Два полюса суровой жизни:
Христос распятый, Дионис,
А посреди людские слизни,
Толпа голодных, злобных крыс.
Аллеей молодых платанов
Обсажен необычный путь,
Под ними речка из тумана
Струится. Тишина и жуть!
Я у окна стою часами,
Глядя на близкий Монсальват,
Хоть уношусь подчас мечтами,
Как золотистых туч брокат,
В дорийские над морем храмы,
Как маятник туда, сюда
Качаясь, скучной жизни драму
Вновь забывая иногда.
Я крестоносец запоздалый,
Я воскрешенный древний грек,
Я слова мученик усталый,
Я одинокий человек.
Как Будда
В полумраке свежем келья.
Мертвый на стене Христос.
Нега праздного безделья.
Жизненный исчез вопрос.
На комоде книжки сказок,
Гримм, и Андерсен, и Тик,
В рамках много грустных глазок,
Розы милой светлый лик.
Старенькие акварели.
Portovenere.
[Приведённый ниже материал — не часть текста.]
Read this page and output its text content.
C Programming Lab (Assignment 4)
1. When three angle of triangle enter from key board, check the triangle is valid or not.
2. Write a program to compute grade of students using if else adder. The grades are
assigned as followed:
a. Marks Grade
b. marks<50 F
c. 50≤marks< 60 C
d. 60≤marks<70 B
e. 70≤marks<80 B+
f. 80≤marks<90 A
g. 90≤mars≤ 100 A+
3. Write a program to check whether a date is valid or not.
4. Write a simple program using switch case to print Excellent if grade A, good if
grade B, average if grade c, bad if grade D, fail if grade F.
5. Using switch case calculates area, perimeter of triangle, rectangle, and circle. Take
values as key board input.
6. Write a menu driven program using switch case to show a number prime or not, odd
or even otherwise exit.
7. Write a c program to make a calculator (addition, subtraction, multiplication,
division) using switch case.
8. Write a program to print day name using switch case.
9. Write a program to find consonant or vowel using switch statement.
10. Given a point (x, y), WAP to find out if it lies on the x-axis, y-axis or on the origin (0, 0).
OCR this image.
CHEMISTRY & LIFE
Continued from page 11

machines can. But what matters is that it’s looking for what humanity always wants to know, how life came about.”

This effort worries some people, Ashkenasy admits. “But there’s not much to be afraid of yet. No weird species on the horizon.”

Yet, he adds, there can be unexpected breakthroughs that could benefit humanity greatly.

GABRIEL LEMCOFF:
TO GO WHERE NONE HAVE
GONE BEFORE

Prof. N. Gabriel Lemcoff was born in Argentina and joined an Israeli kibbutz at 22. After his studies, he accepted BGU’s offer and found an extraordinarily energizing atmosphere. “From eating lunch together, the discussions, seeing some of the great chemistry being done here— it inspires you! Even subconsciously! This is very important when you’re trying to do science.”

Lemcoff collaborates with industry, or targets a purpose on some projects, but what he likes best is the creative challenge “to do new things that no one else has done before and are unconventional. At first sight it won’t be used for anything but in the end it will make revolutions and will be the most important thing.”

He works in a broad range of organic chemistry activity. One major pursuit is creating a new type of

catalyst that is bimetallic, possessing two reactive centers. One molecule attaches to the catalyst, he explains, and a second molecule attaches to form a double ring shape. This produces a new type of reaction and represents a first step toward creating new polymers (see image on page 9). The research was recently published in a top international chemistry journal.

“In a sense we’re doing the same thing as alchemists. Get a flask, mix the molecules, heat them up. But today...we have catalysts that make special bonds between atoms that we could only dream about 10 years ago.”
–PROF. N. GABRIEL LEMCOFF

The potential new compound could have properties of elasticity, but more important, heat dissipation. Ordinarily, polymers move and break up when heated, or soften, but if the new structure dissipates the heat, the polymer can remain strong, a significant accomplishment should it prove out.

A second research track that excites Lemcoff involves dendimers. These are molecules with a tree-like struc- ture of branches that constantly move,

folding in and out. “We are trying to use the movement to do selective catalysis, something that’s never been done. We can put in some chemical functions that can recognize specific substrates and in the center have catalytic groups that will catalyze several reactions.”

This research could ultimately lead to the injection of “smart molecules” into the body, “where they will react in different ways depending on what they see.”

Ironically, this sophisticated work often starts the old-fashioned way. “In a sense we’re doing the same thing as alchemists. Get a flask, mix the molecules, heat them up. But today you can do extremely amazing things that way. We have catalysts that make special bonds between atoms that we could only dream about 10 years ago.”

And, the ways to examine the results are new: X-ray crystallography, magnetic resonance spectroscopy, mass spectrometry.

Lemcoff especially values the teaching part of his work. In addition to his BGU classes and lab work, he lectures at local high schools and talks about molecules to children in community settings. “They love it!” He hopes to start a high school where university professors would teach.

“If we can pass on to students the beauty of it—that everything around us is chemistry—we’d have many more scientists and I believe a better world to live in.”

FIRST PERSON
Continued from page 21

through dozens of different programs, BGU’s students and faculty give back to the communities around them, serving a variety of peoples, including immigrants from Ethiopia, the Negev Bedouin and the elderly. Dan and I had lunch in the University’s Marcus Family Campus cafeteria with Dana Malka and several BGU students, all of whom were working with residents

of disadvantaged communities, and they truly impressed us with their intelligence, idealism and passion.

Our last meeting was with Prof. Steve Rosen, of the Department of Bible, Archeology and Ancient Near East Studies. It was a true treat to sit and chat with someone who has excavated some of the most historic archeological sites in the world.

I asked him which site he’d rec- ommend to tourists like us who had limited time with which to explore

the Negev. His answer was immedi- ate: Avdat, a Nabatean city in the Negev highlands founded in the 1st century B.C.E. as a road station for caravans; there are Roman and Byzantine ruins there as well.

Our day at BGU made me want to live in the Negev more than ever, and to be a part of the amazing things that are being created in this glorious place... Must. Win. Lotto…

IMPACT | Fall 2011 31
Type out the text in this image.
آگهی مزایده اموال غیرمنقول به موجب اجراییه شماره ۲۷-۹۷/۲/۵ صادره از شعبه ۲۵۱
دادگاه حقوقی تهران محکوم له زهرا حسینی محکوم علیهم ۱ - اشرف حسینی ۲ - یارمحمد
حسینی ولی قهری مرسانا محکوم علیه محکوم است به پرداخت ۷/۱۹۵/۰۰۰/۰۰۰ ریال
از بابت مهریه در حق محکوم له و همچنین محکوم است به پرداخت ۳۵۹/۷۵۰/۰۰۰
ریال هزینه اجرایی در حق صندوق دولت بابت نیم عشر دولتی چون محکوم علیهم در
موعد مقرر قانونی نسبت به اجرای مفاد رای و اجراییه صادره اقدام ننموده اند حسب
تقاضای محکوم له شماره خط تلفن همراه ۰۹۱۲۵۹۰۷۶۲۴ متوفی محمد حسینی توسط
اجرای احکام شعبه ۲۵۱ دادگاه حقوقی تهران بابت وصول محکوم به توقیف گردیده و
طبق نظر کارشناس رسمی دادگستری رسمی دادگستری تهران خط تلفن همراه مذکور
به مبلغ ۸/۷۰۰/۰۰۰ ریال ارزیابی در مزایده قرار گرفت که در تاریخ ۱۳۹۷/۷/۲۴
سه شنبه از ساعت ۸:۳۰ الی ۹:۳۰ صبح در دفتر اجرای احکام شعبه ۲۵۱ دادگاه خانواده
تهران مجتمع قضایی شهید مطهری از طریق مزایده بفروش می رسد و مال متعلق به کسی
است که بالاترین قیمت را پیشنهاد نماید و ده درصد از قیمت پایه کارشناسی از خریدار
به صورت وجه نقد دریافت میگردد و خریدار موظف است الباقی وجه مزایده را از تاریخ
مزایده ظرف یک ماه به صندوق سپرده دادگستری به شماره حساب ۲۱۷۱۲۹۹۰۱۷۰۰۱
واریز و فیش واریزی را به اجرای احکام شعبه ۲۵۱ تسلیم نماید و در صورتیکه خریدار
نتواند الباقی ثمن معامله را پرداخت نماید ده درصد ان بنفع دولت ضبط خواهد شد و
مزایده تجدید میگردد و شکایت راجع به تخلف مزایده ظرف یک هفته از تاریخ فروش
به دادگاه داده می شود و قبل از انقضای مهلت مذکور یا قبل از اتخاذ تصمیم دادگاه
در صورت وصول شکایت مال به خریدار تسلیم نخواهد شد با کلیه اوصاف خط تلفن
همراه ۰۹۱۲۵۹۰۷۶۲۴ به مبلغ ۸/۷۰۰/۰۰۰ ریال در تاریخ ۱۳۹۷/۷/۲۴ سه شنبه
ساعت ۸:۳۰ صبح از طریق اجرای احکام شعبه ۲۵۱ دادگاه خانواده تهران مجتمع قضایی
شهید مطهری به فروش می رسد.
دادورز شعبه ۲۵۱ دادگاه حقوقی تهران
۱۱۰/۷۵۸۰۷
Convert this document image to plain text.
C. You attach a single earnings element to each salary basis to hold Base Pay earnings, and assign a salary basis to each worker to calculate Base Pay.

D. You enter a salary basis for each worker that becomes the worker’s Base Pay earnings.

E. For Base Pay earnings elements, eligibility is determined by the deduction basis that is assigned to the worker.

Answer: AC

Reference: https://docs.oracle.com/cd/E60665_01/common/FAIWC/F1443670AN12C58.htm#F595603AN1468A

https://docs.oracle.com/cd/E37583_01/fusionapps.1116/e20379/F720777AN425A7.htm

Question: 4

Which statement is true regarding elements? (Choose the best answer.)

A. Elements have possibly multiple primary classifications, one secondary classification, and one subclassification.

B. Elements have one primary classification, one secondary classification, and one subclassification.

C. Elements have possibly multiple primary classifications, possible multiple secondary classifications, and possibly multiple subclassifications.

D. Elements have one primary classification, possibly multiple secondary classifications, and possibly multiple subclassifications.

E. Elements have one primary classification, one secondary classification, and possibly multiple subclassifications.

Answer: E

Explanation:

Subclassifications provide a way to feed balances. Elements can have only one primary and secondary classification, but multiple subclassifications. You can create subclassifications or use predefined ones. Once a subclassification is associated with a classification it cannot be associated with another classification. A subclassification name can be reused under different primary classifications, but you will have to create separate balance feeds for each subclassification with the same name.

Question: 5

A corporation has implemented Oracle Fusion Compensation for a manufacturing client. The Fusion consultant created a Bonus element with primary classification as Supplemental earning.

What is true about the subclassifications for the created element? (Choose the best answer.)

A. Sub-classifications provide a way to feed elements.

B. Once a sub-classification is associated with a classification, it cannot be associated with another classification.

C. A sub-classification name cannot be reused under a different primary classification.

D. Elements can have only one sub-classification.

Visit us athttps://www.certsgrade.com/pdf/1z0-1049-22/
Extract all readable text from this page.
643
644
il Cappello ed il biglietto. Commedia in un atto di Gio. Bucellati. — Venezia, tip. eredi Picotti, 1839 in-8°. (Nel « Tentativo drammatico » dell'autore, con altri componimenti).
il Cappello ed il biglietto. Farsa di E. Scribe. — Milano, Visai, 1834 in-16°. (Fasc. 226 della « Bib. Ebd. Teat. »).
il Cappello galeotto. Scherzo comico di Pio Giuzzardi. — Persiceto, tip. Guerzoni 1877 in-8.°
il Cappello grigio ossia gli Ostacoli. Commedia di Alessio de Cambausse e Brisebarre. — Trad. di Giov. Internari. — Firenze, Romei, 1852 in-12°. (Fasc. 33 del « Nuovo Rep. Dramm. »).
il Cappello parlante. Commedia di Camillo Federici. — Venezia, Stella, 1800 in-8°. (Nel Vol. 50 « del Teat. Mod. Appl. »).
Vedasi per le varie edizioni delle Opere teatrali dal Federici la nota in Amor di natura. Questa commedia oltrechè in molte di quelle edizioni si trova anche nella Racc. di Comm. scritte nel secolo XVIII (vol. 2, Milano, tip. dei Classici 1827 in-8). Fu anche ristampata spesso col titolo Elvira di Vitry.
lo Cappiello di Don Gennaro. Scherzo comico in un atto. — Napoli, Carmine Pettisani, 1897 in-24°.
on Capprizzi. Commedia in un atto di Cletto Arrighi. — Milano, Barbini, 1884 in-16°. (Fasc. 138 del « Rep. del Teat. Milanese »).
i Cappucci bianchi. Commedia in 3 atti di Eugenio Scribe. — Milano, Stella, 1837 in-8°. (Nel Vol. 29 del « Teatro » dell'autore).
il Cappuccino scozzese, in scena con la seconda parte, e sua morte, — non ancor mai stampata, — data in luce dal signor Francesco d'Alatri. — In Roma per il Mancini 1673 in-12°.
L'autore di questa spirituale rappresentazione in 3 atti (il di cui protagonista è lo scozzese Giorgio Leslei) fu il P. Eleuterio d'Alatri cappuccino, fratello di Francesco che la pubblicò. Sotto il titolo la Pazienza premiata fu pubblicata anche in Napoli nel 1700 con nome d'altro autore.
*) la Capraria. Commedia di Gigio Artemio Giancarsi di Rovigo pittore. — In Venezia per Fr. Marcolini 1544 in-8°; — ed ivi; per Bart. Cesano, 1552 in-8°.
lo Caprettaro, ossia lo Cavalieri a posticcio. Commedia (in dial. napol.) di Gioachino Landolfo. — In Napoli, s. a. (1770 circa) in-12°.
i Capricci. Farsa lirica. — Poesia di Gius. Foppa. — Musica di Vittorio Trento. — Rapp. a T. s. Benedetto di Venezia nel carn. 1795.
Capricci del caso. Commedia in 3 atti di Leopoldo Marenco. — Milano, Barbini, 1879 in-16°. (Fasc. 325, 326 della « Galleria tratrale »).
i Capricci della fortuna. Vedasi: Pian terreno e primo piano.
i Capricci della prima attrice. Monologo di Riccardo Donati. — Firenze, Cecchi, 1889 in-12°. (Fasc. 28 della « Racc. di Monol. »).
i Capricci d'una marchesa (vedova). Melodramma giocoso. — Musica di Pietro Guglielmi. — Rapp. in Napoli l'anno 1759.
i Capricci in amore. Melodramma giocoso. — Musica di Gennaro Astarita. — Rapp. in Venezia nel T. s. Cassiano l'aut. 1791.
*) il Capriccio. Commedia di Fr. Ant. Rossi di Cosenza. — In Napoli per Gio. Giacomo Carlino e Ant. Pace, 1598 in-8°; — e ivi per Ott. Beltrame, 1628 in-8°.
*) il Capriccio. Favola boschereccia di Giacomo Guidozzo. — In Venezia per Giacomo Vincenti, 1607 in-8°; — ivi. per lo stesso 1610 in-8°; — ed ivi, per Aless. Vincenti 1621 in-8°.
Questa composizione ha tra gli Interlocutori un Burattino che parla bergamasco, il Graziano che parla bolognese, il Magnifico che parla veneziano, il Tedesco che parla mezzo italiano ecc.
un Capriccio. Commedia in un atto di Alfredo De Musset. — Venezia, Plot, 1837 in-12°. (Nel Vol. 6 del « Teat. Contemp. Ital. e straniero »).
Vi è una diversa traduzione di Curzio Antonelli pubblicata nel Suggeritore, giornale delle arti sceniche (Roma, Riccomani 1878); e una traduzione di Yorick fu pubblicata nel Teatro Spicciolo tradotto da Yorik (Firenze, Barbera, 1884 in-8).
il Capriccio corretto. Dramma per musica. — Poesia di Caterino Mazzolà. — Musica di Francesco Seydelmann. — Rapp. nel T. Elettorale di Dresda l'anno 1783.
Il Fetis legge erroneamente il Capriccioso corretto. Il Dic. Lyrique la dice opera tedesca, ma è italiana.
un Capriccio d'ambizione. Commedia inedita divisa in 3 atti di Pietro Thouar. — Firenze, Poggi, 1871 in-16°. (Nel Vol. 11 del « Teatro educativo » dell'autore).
Паранцы.
Сам я у морской купели.
Агавы и чаек танцы.
В полумраке всё чуть видно.
Мир сокрыт за жалюзи.
Ядовитая ехидна
Осталася позади.
Рядом в маленькой гостиной
За игрушечным столом,
Сказкой занята старинной,
Розочка строчит пером.
Афанасьев наш не Тацит,
Кесарей в нем страшных нет,
От него никто не плачет,
Русский в нем мужик-поэт.
Солнца золотые пальцы
Пишут пропись на стене.
Все заполнены уж пяльцы,
Я читаю как во сне.
– Солнышко, мой брат, ты право,
Важен лишь иероглиф,
Жить для сказки наше право:
В душах создается миф. —
К переводчице иду я,
Чтоб поставила печать
На уста мне поцелуя,
Чтоб не зная мира знать.
Орфей среди Эринний
Под развесистым платаном
Бронзовый в киоске Будда,
В созерцаньи неустанном,
Смотрит на святое чудо:
На живот, заплывший жиром,
На пупок свой материнский,
Что однажды с целым миром
Связывал, как исполинский
Мост, невинного младенца
С азиатскими глазами,
Мирового страстотерпца
С непросушными слезами.
Погруженный в созерцанье,
Он пупок соединяет
Снова с Матерью созданья,
Он, не зная, снова знает.
В парке нашем я, как Будда,
На зелененькой скамейке
Созерцаю Божье чудо:
Каждый созерцаю клейкий
Лист на тополе высоком,
Каждую в эфире мошку,
Каждую с червонным оком
Выползшую на дорожку
Ящеричку или тучку.
Но пупок мне уж не нужен:
Женину целую ручку
Я, когда мой дух недужен,
В темные гляжу ей очи,
Как в небесные колодцы:
В них природы средоточье,
В них идеи путеводцы.
И покой нисходит в душу,
И, как Будда, всё я знаю,
И гармонии не нарушу,
И слова в стихи слагаю…
Черное по синему
Купол синий, синий, синий,
Полог темный темных пиний,
Хоровод меж них Эринний,
Змеевласых, сухогрудых,
Углеглазых, змеемудрых,
Шмыгает меж желтым дроком
В поле знойном, одиноком.
Пляшет хоровод Эринний
Под зонтами черных пиний.
Сверху купол синий, синий,
Звездочек аэродром,
Божий недостижный дом.
В хороводе я Эринний
Под зонтами черных пиний
На рыдающей свирели
Плачу томно, чтоб без цели
Бабушки вокруг плясали,
Чтоб души не растерзали,
Разбредясь средь темных келий,
Где в словесном мы весельи
Жизнь проводим, тусклый взор
Погребая между шор.
Змеевласые, как смерч,
Захватя в объятья Смерть,
Необузданно кружатся,
Словно любо им купаться
В золотой небес парче,
В солнца пламенном мече.
Любо мне в кругу Эринний
Извиваться по спирали
Меж угрюмых черных пиний,
Любо синие скрижали
Словом русским заполнять,
Вспоминая Вечность-Мать.
Истина в тебе, Орфей,
Усыпившем страшных фей!
Как при Адаме
Пишут кисти кипарисов
В синем черные скрижали.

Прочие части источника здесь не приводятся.